Re: [PATCH] KVM: nVMX: remove side effects from nested_vmx_exit_reflected

From: Vitaly Kuznetsov
Date: Wed Mar 18 2020 - 06:52:56 EST


Paolo Bonzini <pbonzini@xxxxxxxxxx> writes:

> The name of nested_vmx_exit_reflected suggests that it's purely
> a test, but it actually marks VMCS12 pages as dirty. Move this to
> vmx_handle_exit, observing that the initial nested_run_pending check in
> nested_vmx_exit_reflected is pointless---nested_run_pending has just
> been cleared in vmx_vcpu_run and won't be set until handle_vmlaunch
> or handle_vmresume.
>
> Suggested-by: Vitaly Kuznetsov <vkuznets@xxxxxxxxxx>
> Signed-off-by: Paolo Bonzini <pbonzini@xxxxxxxxxx>
> ---
> arch/x86/kvm/vmx/nested.c | 18 ++----------------
> arch/x86/kvm/vmx/nested.h | 1 +
> arch/x86/kvm/vmx/vmx.c | 19 +++++++++++++++++--
> 3 files changed, 20 insertions(+), 18 deletions(-)
>
> diff --git a/arch/x86/kvm/vmx/nested.c b/arch/x86/kvm/vmx/nested.c
> index 8578513907d7..4ff859c99946 100644
> --- a/arch/x86/kvm/vmx/nested.c
> +++ b/arch/x86/kvm/vmx/nested.c
> @@ -3527,7 +3527,7 @@ static void vmcs12_save_pending_event(struct kvm_vcpu *vcpu,
> }
>
>
> -static void nested_mark_vmcs12_pages_dirty(struct kvm_vcpu *vcpu)
> +void nested_mark_vmcs12_pages_dirty(struct kvm_vcpu *vcpu)
> {
> struct vmcs12 *vmcs12 = get_vmcs12(vcpu);
> gfn_t gfn;
> @@ -5543,8 +5543,7 @@ bool nested_vmx_exit_reflected(struct kvm_vcpu *vcpu, u32 exit_reason)
> struct vcpu_vmx *vmx = to_vmx(vcpu);
> struct vmcs12 *vmcs12 = get_vmcs12(vcpu);
>
> - if (vmx->nested.nested_run_pending)
> - return false;
> + WARN_ON_ONCE(vmx->nested.nested_run_pending);
>
> if (unlikely(vmx->fail)) {
> trace_kvm_nested_vmenter_failed(
> @@ -5553,19 +5552,6 @@ bool nested_vmx_exit_reflected(struct kvm_vcpu *vcpu, u32 exit_reason)
> return true;
> }
>
> - /*
> - * The host physical addresses of some pages of guest memory
> - * are loaded into the vmcs02 (e.g. vmcs12's Virtual APIC
> - * Page).
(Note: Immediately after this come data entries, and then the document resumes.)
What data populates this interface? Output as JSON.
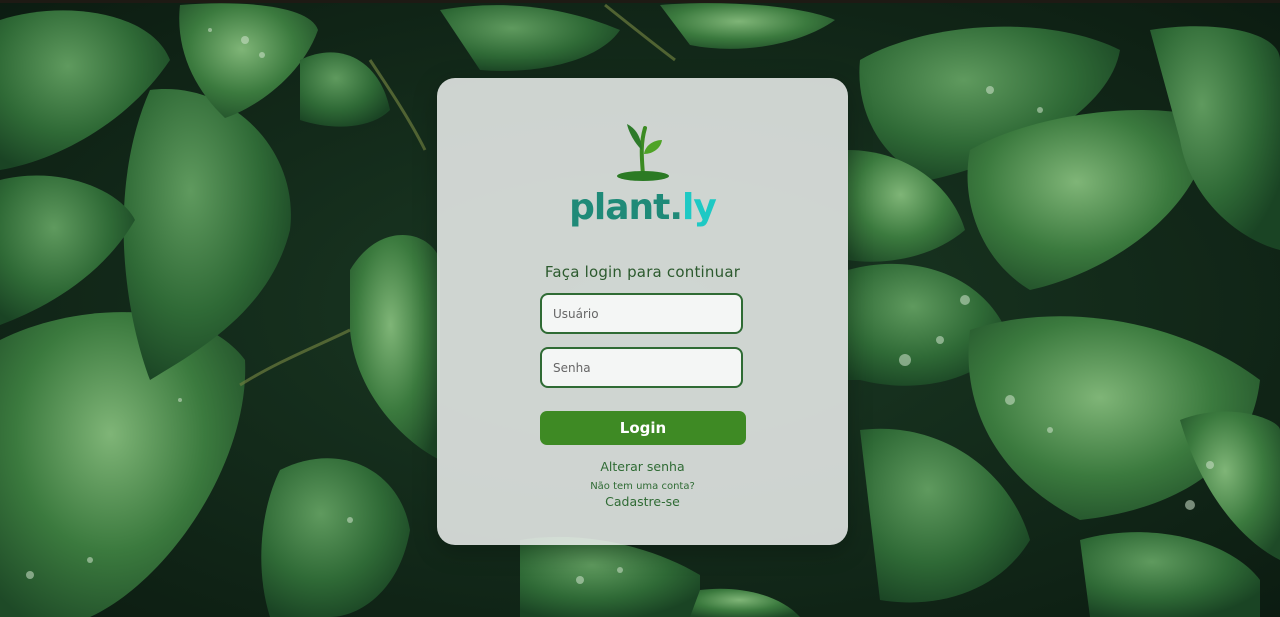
{
  "brand": {
    "part1": "plant.",
    "part2": "ly",
    "primary_color": "#1f8a78",
    "accent_color": "#1ec9c4",
    "logo_icon": "sprout-icon"
  },
  "login": {
    "title": "Faça login para continuar",
    "username_placeholder": "Usuário",
    "username_value": "",
    "password_placeholder": "Senha",
    "password_value": "",
    "submit_label": "Login",
    "change_password_label": "Alterar senha",
    "no_account_text": "Não tem uma conta?",
    "signup_label": "Cadastre-se"
  },
  "colors": {
    "button": "#3e8a24",
    "text_green": "#2c5a2e",
    "field_border": "#2f6b34"
  },
  "background": {
    "description_icon": "leaves-background-image"
  }
}
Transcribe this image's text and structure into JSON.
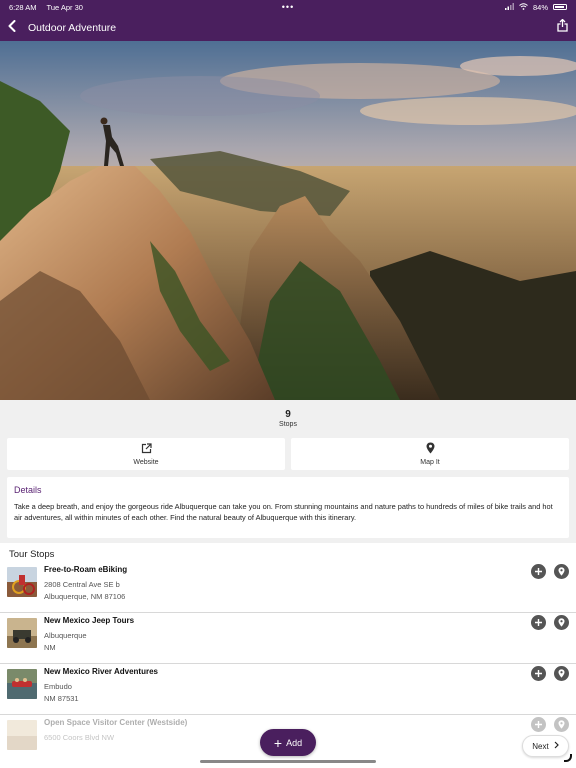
{
  "status": {
    "time": "6:28 AM",
    "date": "Tue Apr 30",
    "battery": "84%",
    "dots": "•••"
  },
  "nav": {
    "title": "Outdoor Adventure"
  },
  "summary": {
    "count": "9",
    "label": "Stops"
  },
  "actions": {
    "website": "Website",
    "map_it": "Map It"
  },
  "details": {
    "title": "Details",
    "text": "Take a deep breath, and enjoy the gorgeous ride Albuquerque can take you on. From stunning mountains and nature paths to hundreds of miles of bike trails and hot air adventures, all within minutes of each other. Find the natural beauty of Albuquerque with this itinerary."
  },
  "tour_stops": {
    "title": "Tour Stops",
    "items": [
      {
        "name": "Free-to-Roam eBiking",
        "line1": "2808 Central Ave SE b",
        "line2": "Albuquerque, NM 87106"
      },
      {
        "name": "New Mexico Jeep Tours",
        "line1": "Albuquerque",
        "line2": "NM"
      },
      {
        "name": "New Mexico River Adventures",
        "line1": "Embudo",
        "line2": "NM 87531"
      },
      {
        "name": "Open Space Visitor Center (Westside)",
        "line1": "6500 Coors Blvd NW",
        "line2": ""
      }
    ]
  },
  "buttons": {
    "add": "Add",
    "next": "Next"
  },
  "colors": {
    "brand": "#4a1f5e",
    "accent": "#5a2373"
  }
}
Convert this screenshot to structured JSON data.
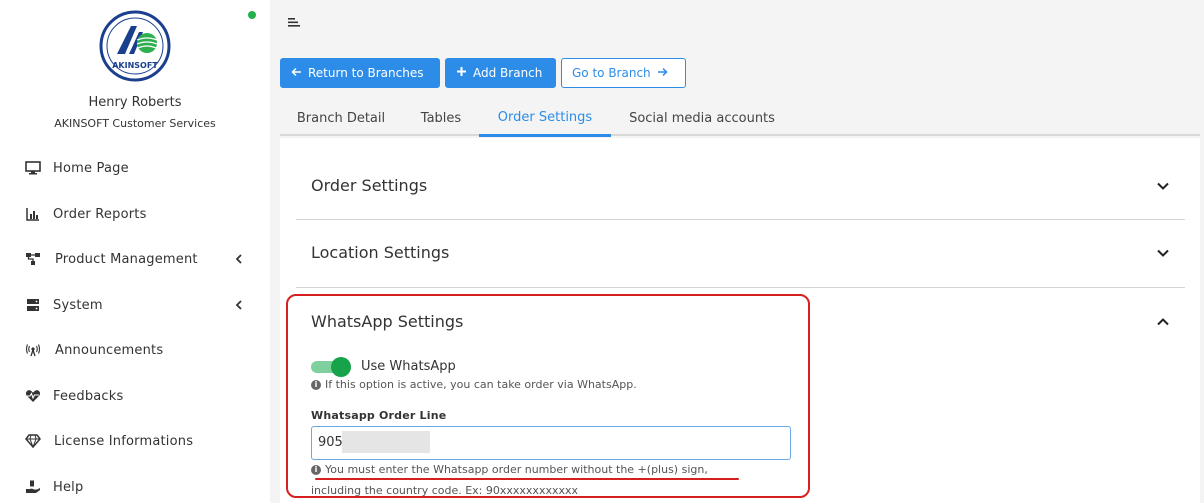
{
  "user": {
    "name": "Henry Roberts",
    "company": "AKINSOFT Customer Services",
    "logo_text": "AKINSOFT"
  },
  "sidebar": {
    "items": [
      {
        "label": "Home Page",
        "icon": "monitor-icon",
        "has_submenu": false
      },
      {
        "label": "Order Reports",
        "icon": "bar-chart-icon",
        "has_submenu": false
      },
      {
        "label": "Product Management",
        "icon": "network-icon",
        "has_submenu": true
      },
      {
        "label": "System",
        "icon": "server-icon",
        "has_submenu": true
      },
      {
        "label": "Announcements",
        "icon": "broadcast-icon",
        "has_submenu": false
      },
      {
        "label": "Feedbacks",
        "icon": "heartbeat-icon",
        "has_submenu": false
      },
      {
        "label": "License Informations",
        "icon": "diamond-icon",
        "has_submenu": false
      },
      {
        "label": "Help",
        "icon": "hand-holding-icon",
        "has_submenu": false
      }
    ]
  },
  "toolbar": {
    "return_label": "Return to Branches",
    "add_label": "Add Branch",
    "goto_label": "Go to Branch"
  },
  "tabs": [
    {
      "label": "Branch Detail",
      "active": false
    },
    {
      "label": "Tables",
      "active": false
    },
    {
      "label": "Order Settings",
      "active": true
    },
    {
      "label": "Social media accounts",
      "active": false
    }
  ],
  "sections": {
    "order": {
      "title": "Order Settings",
      "expanded": false
    },
    "location": {
      "title": "Location Settings",
      "expanded": false
    },
    "whatsapp": {
      "title": "WhatsApp Settings",
      "expanded": true
    }
  },
  "whatsapp": {
    "toggle_label": "Use WhatsApp",
    "toggle_on": true,
    "toggle_help": "If this option is active, you can take order via WhatsApp.",
    "order_line_label": "Whatsapp Order Line",
    "order_line_value": "905",
    "warning_line1": "You must enter the Whatsapp order number without the +(plus) sign,",
    "warning_line2": "including the country code. Ex: 90xxxxxxxxxxxx"
  },
  "colors": {
    "primary": "#2d8ce8",
    "toggle_on": "#17a34a",
    "highlight": "#d62020",
    "online": "#22b14c"
  }
}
The CPU may write to these pages via their host
> - * physical address while L2 is running, bypassing any
> - * address-translation-based dirty tracking (e.g. EPT write
> - * protection).
> - *
> - * Mark them dirty on every exit from L2 to prevent them from
> - * getting out of sync with dirty tracking.
> - */
> - nested_mark_vmcs12_pages_dirty(vcpu);
> -
> trace_kvm_nested_vmexit(kvm_rip_read(vcpu), exit_reason,
> vmcs_readl(EXIT_QUALIFICATION),
> vmx->idt_vectoring_info,
> diff --git a/arch/x86/kvm/vmx/nested.h b/arch/x86/kvm/vmx/nested.h
> index 21d36652f213..f70968b76d33 100644
> --- a/arch/x86/kvm/vmx/nested.h
> +++ b/arch/x86/kvm/vmx/nested.h
> @@ -33,6 +33,7 @@ void nested_vmx_vmexit(struct kvm_vcpu *vcpu, u32 exit_reason,
> int get_vmx_mem_address(struct kvm_vcpu *vcpu, unsigned long exit_qualification,
> u32 vmx_instruction_info, bool wr, int len, gva_t *ret);
> void nested_vmx_pmu_entry_exit_ctls_update(struct kvm_vcpu *vcpu);
> +void nested_mark_vmcs12_pages_dirty(struct kvm_vcpu *vcpu);
> bool nested_vmx_check_io_bitmaps(struct kvm_vcpu *vcpu, unsigned int port,
> int size);
>
> diff --git a/arch/x86/kvm/vmx/vmx.c b/arch/x86/kvm/vmx/vmx.c
> index b447d66f44e6..07299a957d4a 100644
> --- a/arch/x86/kvm/vmx/vmx.c
> +++ b/arch/x86/kvm/vmx/vmx.c
> @@ -5851,8 +5851,23 @@ static int vmx_handle_exit(struct kvm_vcpu *vcpu,
> if (vmx->emulation_required)
> return handle_invalid_guest_state(vcpu);
>
> - if (is_guest_mode(vcpu) && nested_vmx_exit_reflected(vcpu, exit_reason))
> - return nested_vmx_reflect_vmexit(vcpu, exit_reason);
> + if (is_guest_mode(vcpu)) {
> + /*
> + * The host physical addresses of some pages of guest memory
> + * are loaded into the vmcs02 (e.g. vmcs12's Virtual APIC
> + * Page). The CPU may write to these pages via their host
> + * physical address while L2 is running, bypassing any
> + * address-translation-based dirty tracking (e.g. EPT write
> + * protection).
> + *
> + * Mark them dirty on every exit from L2 to prevent them from
> + * getting out of sync with dirty tracking.
> + */
> + nested_mark_vmcs12_pages_dirty(vcpu);
> +
> + if (nested_vmx_exit_reflected(vcpu, exit_reason))
> + return nested_vmx_reflect_vmexit(vcpu, exit_reason);
> + }
>
> if (exit_reason & VMX_EXIT_REASONS_FAILED_VMENTRY) {
> dump_vmcs();

The only functional difference seems to be that we're now doing
nested_mark_vmcs12_pages_dirty() in vmx->fail case too and this seems
superfluous: we failed to enter L2 so 'special' pages should remain
intact (right?) but this should be an uncommon case.

Reviewed-by: Vitaly Kuznetsov <vkuznets@xxxxxxxxxx>

--
Vitaly